若松基幹支店では、基幹作物として水稲を作付けしていますが、地域振興策として、水稲育苗ハウスに新規作物を作付けすることで、ハウスの有効活用と農業所得向上、新たな地域ブランド創出による産地づくりを目指してきました。そのつに、ポリポットと塩水(日本海・海洋深層水)の利用による高糖度トマトの生産があります。しかし、ほとんどの生産者はトマト栽培の経験が無く、高糖度トマト生産の養液管理やハウス内温度管理の技術がありません。また、地域ブランドとして確立するには、市場ニーズの把握、ユーザーへの提案方法など、販路確保に向けた活動も必要です。函館支所営農支援室では、種苗園芸部門と連携して、栽培講習会で潅水装置の実演会を行うなどの取り組みを支援しました(写真1)。

栽培講習会の様子
写真1.栽培講習会の様子

地域ブランド「せたな潮(しお)トマト」の販売に至るまで

2016年の取り組み初年度から栽培期間中は定期的に調査・巡回し技術指導を行いました(写真2)。参加した5名の生産者も、個々で養液濃度などを試行錯誤しながら栽培した結果、生産技術の向上が図られ、2017年度の収量は、全生産者で前年よりも向上(図1)。更に3名の生産者は糖度8度以上の果実の比率も高くなりました(図2)。併せて町内の農業センターでは、高糖度トマト栽培に適した品種比較試験を行い、品種ごとの特徴を把握。「CF桃太郎ファイト」が、塩水を使用した養液栽培には最も適した結果となり、品種選定にも生かされました(図3〜5)。

栽培技術巡回の様子
写真2.栽培技術巡回の様子
生産者別トマト収量の年次間比較 ※生産者Fは2017年度のみ
図1.生産者別トマト収量の年次間比較
※生産者Fは2017年度のみ
生産者別の糖度8度以上の収量比率の年次間比較 ※生産者Fは2017年度のみ
図2.生産者別の糖度8度以上の収量比率の年次間比較
※生産者Fは2017年度のみ
収穫月ごとの収量(品種別)2017年度
図3.収穫月ごとの収量(品種別)2017年度
1株当たりのサイズと累積収量(品種別)2017年度
図4. 1株当たりのサイズと累積収量(品種別)2017年度
1株当たりの等級と累積収量(品種別)2017年度
図5. 1株当たりの等級と累積収量(品種別)2017年度

生産された高糖度トマトの販売先は、ホクレンの園芸開発課と連携し、札幌圏の量販店を選定。地域ブランド確立を目指して、塩水を潅水養液に使っていることを生かし、「せたな潮トマト」(写真3)の商品名称で出荷しました。また、生産規模拡大に向け、糖度計付き選果機を導入しJAの受け入れ体制も強化しました。

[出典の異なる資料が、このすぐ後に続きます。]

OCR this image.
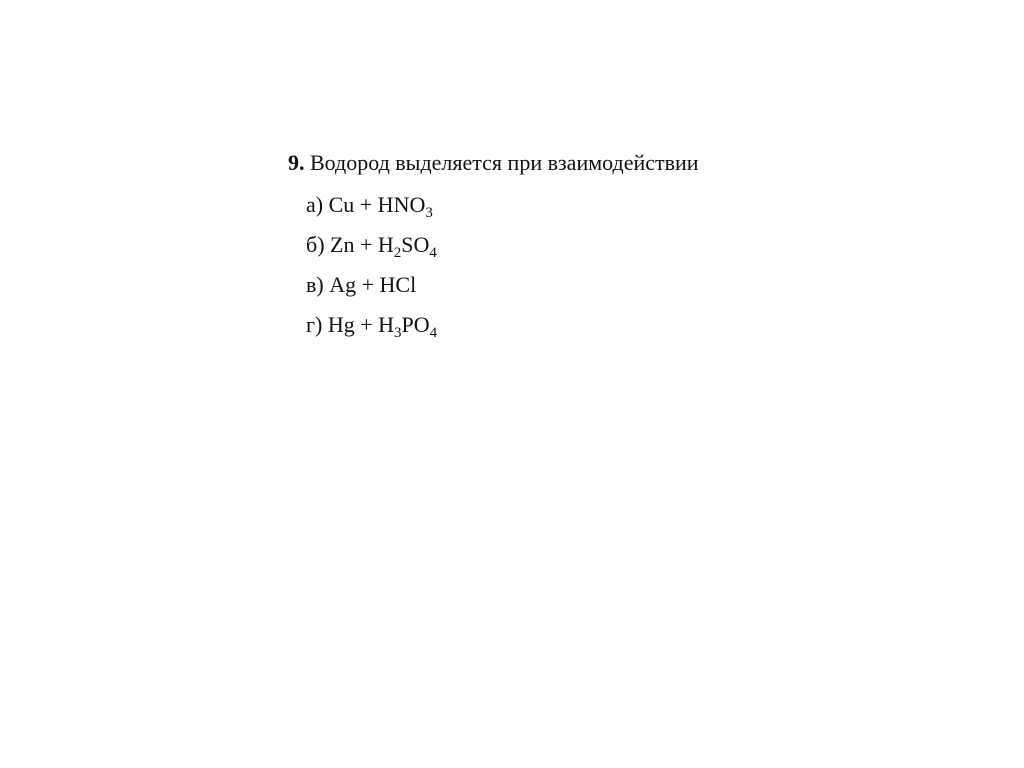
9. Водород выделяется при взаимодействии
а) $Cu + HNO_3$
б) $Zn + H_2SO_4$
в) Ag + HCl
г) $Hg + H_3PO_4$
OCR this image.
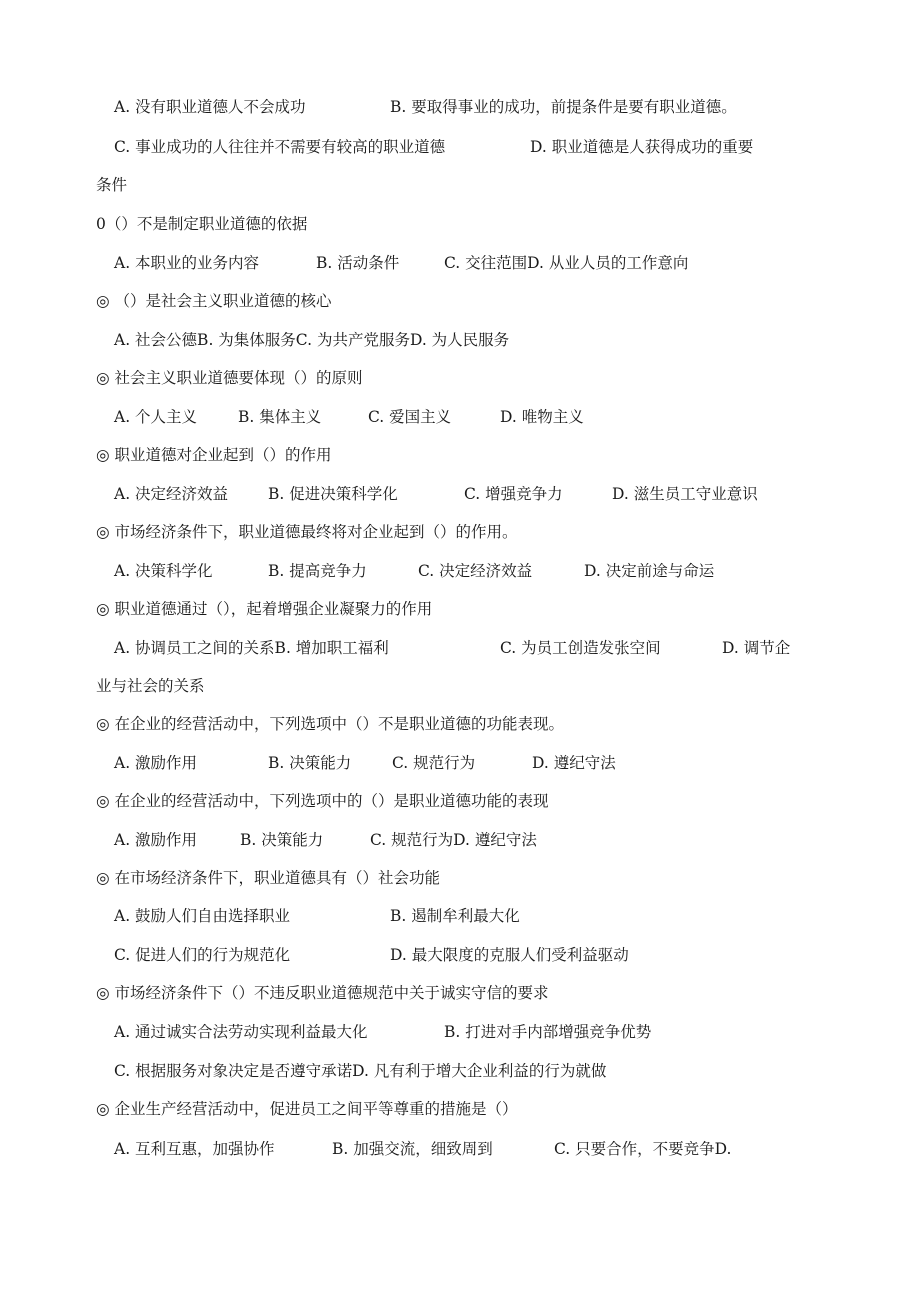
A. 没有职业道德人不会成功	B. 要取得事业的成功，前提条件是要有职业道德。
C. 事业成功的人往往并不需要有较高的职业道德	D. 职业道德是人获得成功的重要
条件
0（）不是制定职业道德的依据
A. 本职业的业务内容	B. 活动条件	C. 交往范围D. 从业人员的工作意向
◎ （）是社会主义职业道德的核心
A. 社会公德B. 为集体服务C. 为共产党服务D. 为人民服务
◎ 社会主义职业道德要体现（）的原则
A. 个人主义	B. 集体主义	C. 爱国主义	D. 唯物主义
◎ 职业道德对企业起到（）的作用
A. 决定经济效益	B. 促进决策科学化	C. 增强竞争力	D. 滋生员工守业意识
◎ 市场经济条件下，职业道德最终将对企业起到（）的作用。
A. 决策科学化	B. 提高竞争力	C. 决定经济效益	D. 决定前途与命运
◎ 职业道德通过（），起着增强企业凝聚力的作用
A. 协调员工之间的关系B. 增加职工福利	C. 为员工创造发张空间	D. 调节企
业与社会的关系
◎ 在企业的经营活动中，下列选项中（）不是职业道德的功能表现。
A. 激励作用	B. 决策能力	C. 规范行为	D. 遵纪守法
◎ 在企业的经营活动中，下列选项中的（）是职业道德功能的表现
A. 激励作用	B. 决策能力	C. 规范行为D. 遵纪守法
◎ 在市场经济条件下，职业道德具有（）社会功能
A. 鼓励人们自由选择职业	B. 遏制牟利最大化
C. 促进人们的行为规范化	D. 最大限度的克服人们受利益驱动
◎ 市场经济条件下（）不违反职业道德规范中关于诚实守信的要求
A. 通过诚实合法劳动实现利益最大化	B. 打进对手内部增强竞争优势
C. 根据服务对象决定是否遵守承诺D. 凡有利于增大企业利益的行为就做
◎ 企业生产经营活动中，促进员工之间平等尊重的措施是（）
A. 互利互惠，加强协作	B. 加强交流，细致周到	C. 只要合作，不要竞争D.
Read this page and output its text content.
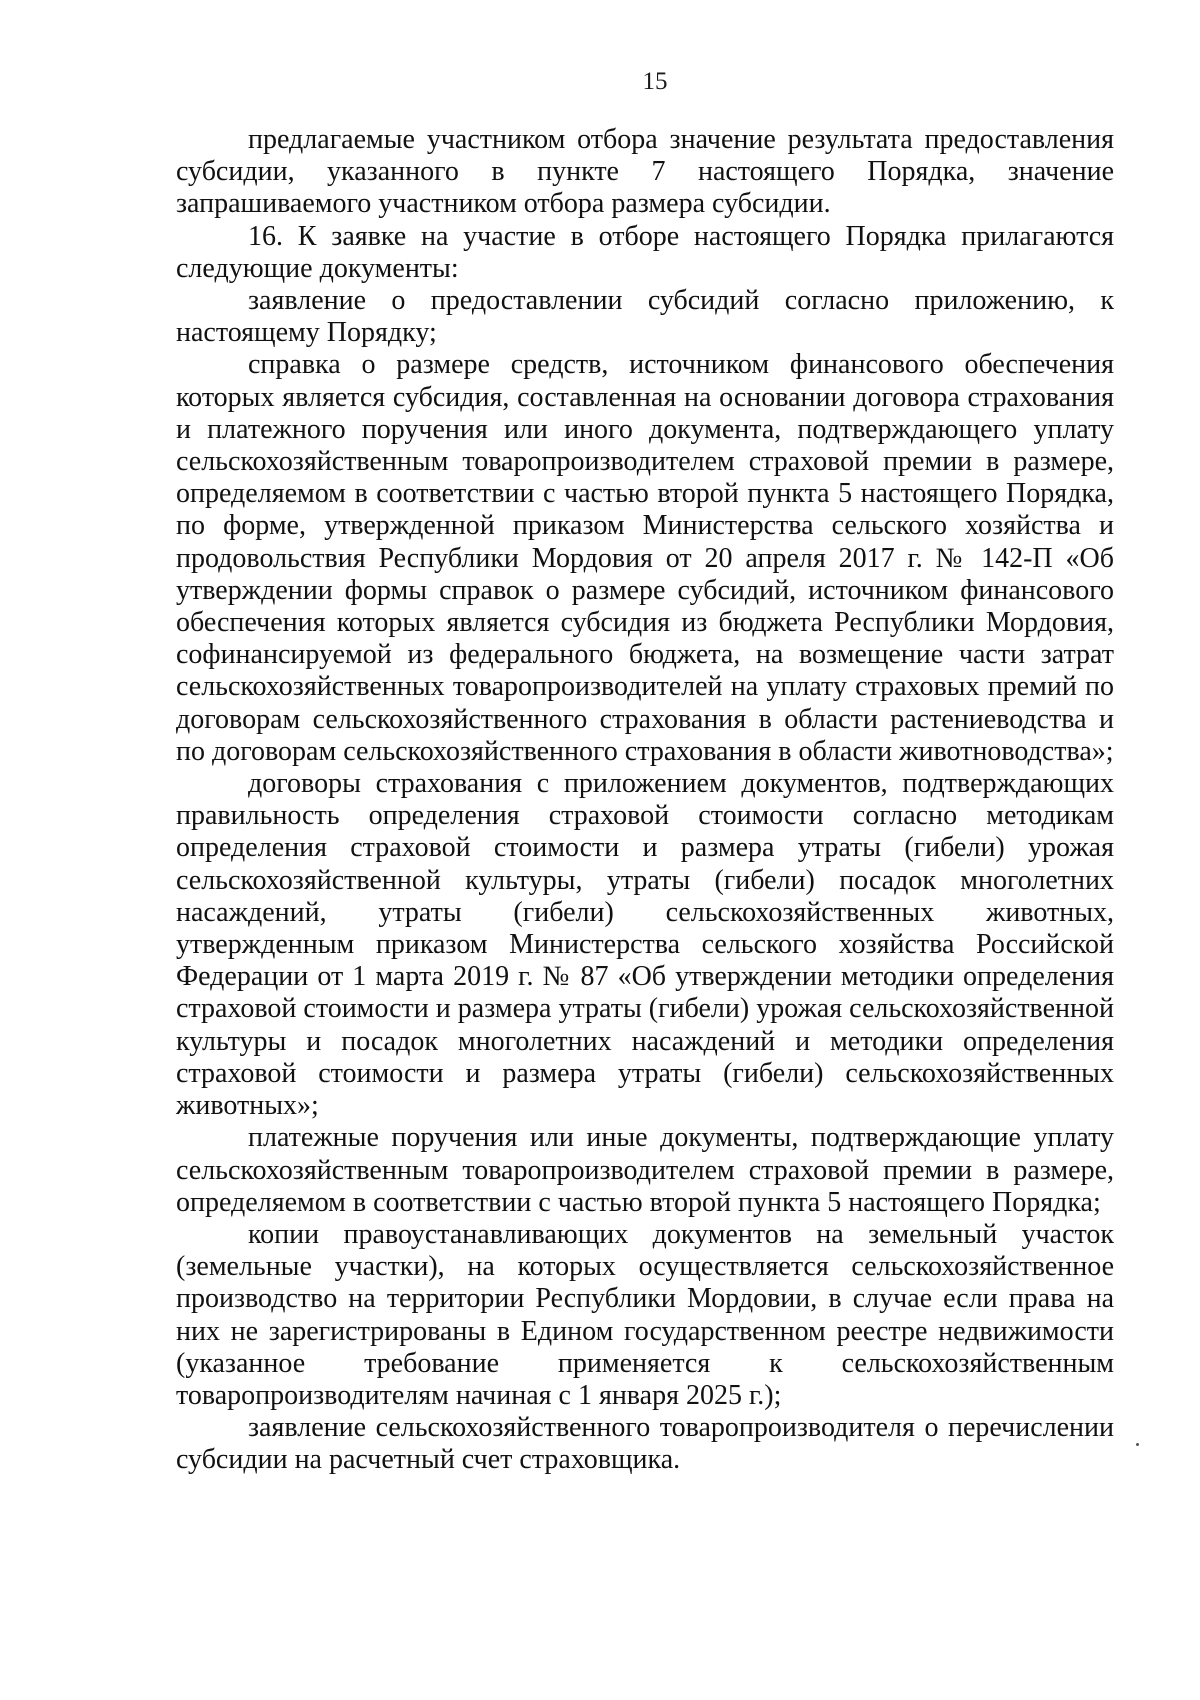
15

предлагаемые участником отбора значение результата предоставления субсидии, указанного в пункте 7 настоящего Порядка, значение запрашиваемого участником отбора размера субсидии.

16. К заявке на участие в отборе настоящего Порядка прилагаются следующие документы:

заявление о предоставлении субсидий согласно приложению, к настоящему Порядку;

справка о размере средств, источником финансового обеспечения которых является субсидия, составленная на основании договора страхования и платежного поручения или иного документа, подтверждающего уплату сельскохозяйственным товаропроизводителем страховой премии в размере, определяемом в соответствии с частью второй пункта 5 настоящего Порядка, по форме, утвержденной приказом Министерства сельского хозяйства и продовольствия Республики Мордовия от 20 апреля 2017 г. № 142-П «Об утверждении формы справок о размере субсидий, источником финансового обеспечения которых является субсидия из бюджета Республики Мордовия, софинансируемой из федерального бюджета, на возмещение части затрат сельскохозяйственных товаропроизводителей на уплату страховых премий по договорам сельскохозяйственного страхования в области растениеводства и по договорам сельскохозяйственного страхования в области животноводства»;

договоры страхования с приложением документов, подтверждающих правильность определения страховой стоимости согласно методикам определения страховой стоимости и размера утраты (гибели) урожая сельскохозяйственной культуры, утраты (гибели) посадок многолетних насаждений, утраты (гибели) сельскохозяйственных животных, утвержденным приказом Министерства сельского хозяйства Российской Федерации от 1 марта 2019 г. № 87 «Об утверждении методики определения страховой стоимости и размера утраты (гибели) урожая сельскохозяйственной культуры и посадок многолетних насаждений и методики определения страховой стоимости и размера утраты (гибели) сельскохозяйственных животных»;

платежные поручения или иные документы, подтверждающие уплату сельскохозяйственным товаропроизводителем страховой премии в размере, определяемом в соответствии с частью второй пункта 5 настоящего Порядка;

копии правоустанавливающих документов на земельный участок (земельные участки), на которых осуществляется сельскохозяйственное производство на территории Республики Мордовии, в случае если права на них не зарегистрированы в Едином государственном реестре недвижимости (указанное требование применяется к сельскохозяйственным товаропроизводителям начиная с 1 января 2025 г.);

заявление сельскохозяйственного товаропроизводителя о перечислении субсидии на расчетный счет страховщика.
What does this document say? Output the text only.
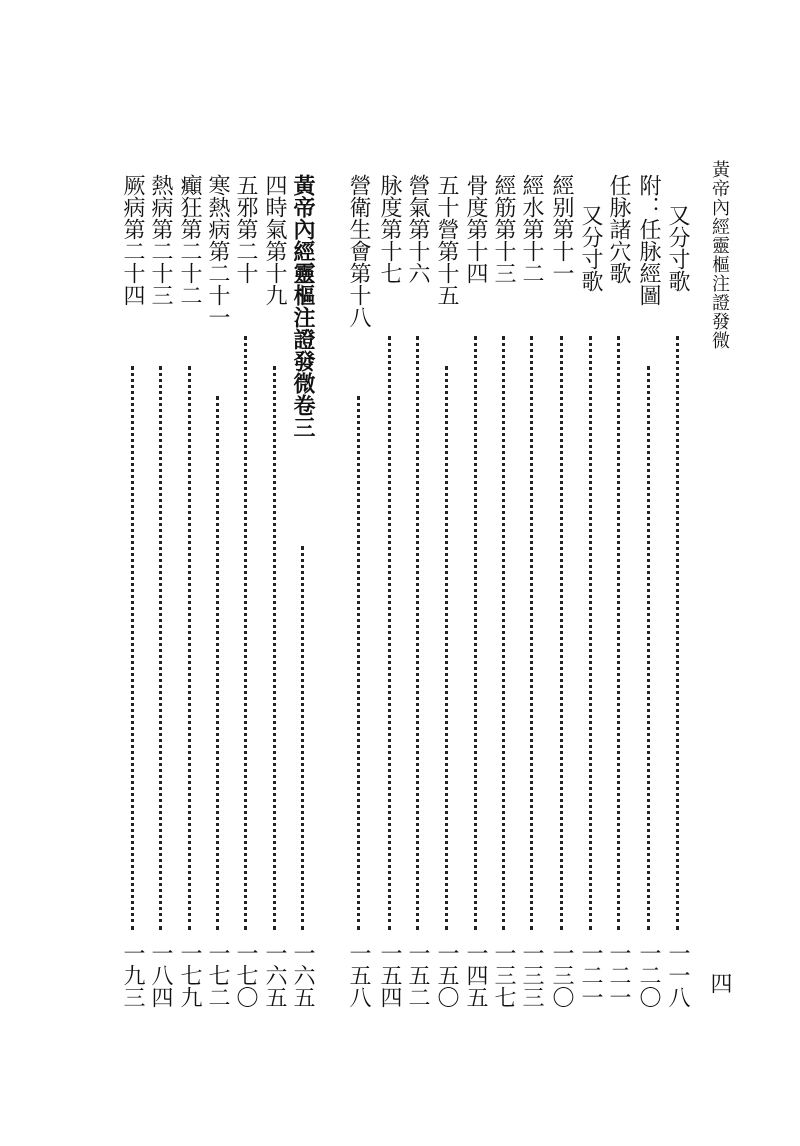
黃帝內經靈樞注證發微
四
又分寸歌
一一八
附：任脉經圖
一二〇
任脉諸穴歌
一二一
又分寸歌
一二一
經别第十一
一三〇
經水第十二
一三三
經筋第十三
一三七
骨度第十四
一四五
五十營第十五
一五〇
營氣第十六
一五二
脉度第十七
一五四
營衛生會第十八
一五八
黃帝內經靈樞注證發微卷三
一六五
四時氣第十九
一六五
五邪第二十
一七〇
寒熱病第二十一
一七二
癲狂第二十二
一七九
熱病第二十三
一八四
厥病第二十四
一九三
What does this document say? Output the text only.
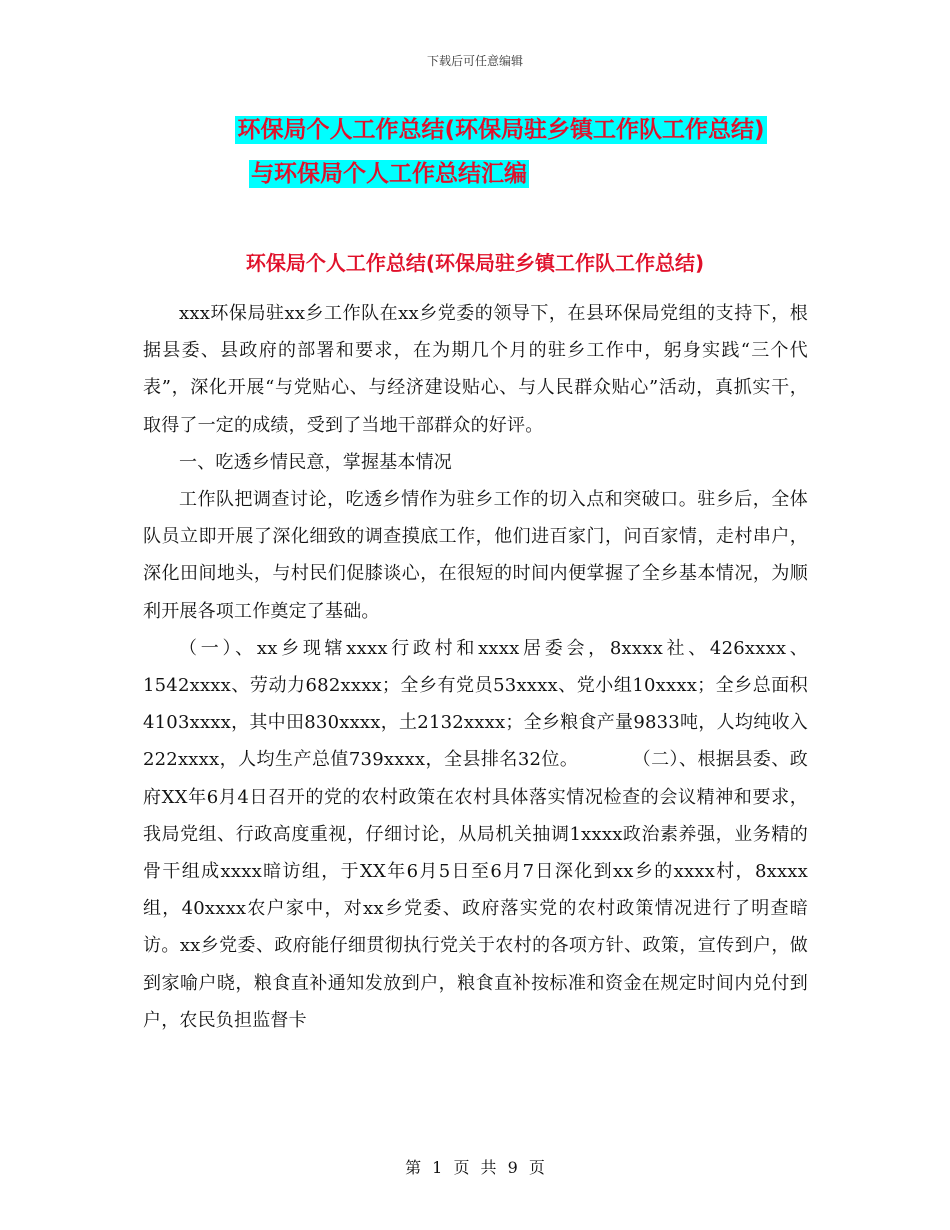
下载后可任意编辑
环保局个人工作总结(环保局驻乡镇工作队工作总结)
与环保局个人工作总结汇编
环保局个人工作总结(环保局驻乡镇工作队工作总结)

xxx环保局驻xx乡工作队在xx乡党委的领导下，在县环保局党组的支持下，根据县委、县政府的部署和要求，在为期几个月的驻乡工作中，躬身实践“三个代表”，深化开展“与党贴心、与经济建设贴心、与人民群众贴心”活动，真抓实干，取得了一定的成绩，受到了当地干部群众的好评。

一、吃透乡情民意，掌握基本情况

工作队把调查讨论，吃透乡情作为驻乡工作的切入点和突破口。驻乡后，全体队员立即开展了深化细致的调查摸底工作，他们进百家门，问百家情，走村串户，深化田间地头，与村民们促膝谈心，在很短的时间内便掌握了全乡基本情况，为顺利开展各项工作奠定了基础。

（一）、xx乡现辖xxxx行政村和xxxx居委会，8xxxx社、426xxxx、1542xxxx、劳动力682xxxx；全乡有党员53xxxx、党小组10xxxx；全乡总面积4103xxxx，其中田830xxxx，土2132xxxx；全乡粮食产量9833吨，人均纯收入222xxxx，人均生产总值739xxxx，全县排名32位。	（二）、根据县委、政府XX年6月4日召开的党的农村政策在农村具体落实情况检查的会议精神和要求，我局党组、行政高度重视，仔细讨论，从局机关抽调1xxxx政治素养强，业务精的骨干组成xxxx暗访组，于XX年6月5日至6月7日深化到xx乡的xxxx村，8xxxx组，40xxxx农户家中，对xx乡党委、政府落实党的农村政策情况进行了明查暗访。xx乡党委、政府能仔细贯彻执行党关于农村的各项方针、政策，宣传到户，做到家喻户晓，粮食直补通知发放到户，粮食直补按标准和资金在规定时间内兑付到户，农民负担监督卡

第 1 页 共 9 页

更に、近年は道外市場を中心に販売先を拡大しています。

せたな潮(しお)トマト
写真3.せたな潮(しお)トマト

着実に栽培規模が拡大

当初は5戸でスタートしましたが、栽培戸数は徐々に増えて、2019年度は10戸となりました。また、管内の全栽培株数も3800株からスタートし、2019年度は2万6000株と、6.8倍に拡大(図6)。取扱量は、栽培技術の向上などにより年次を経るごとに増加しており、取り組み当初は2.3tでしたが、2019年度は18.3tと約8倍に向上し、着実に伸びています。

今後は、安定販売に向けて、複数の作型を設けるとともに栽培技術の高位平準化を目標に、部会組織が丸となって取り組んでいきます。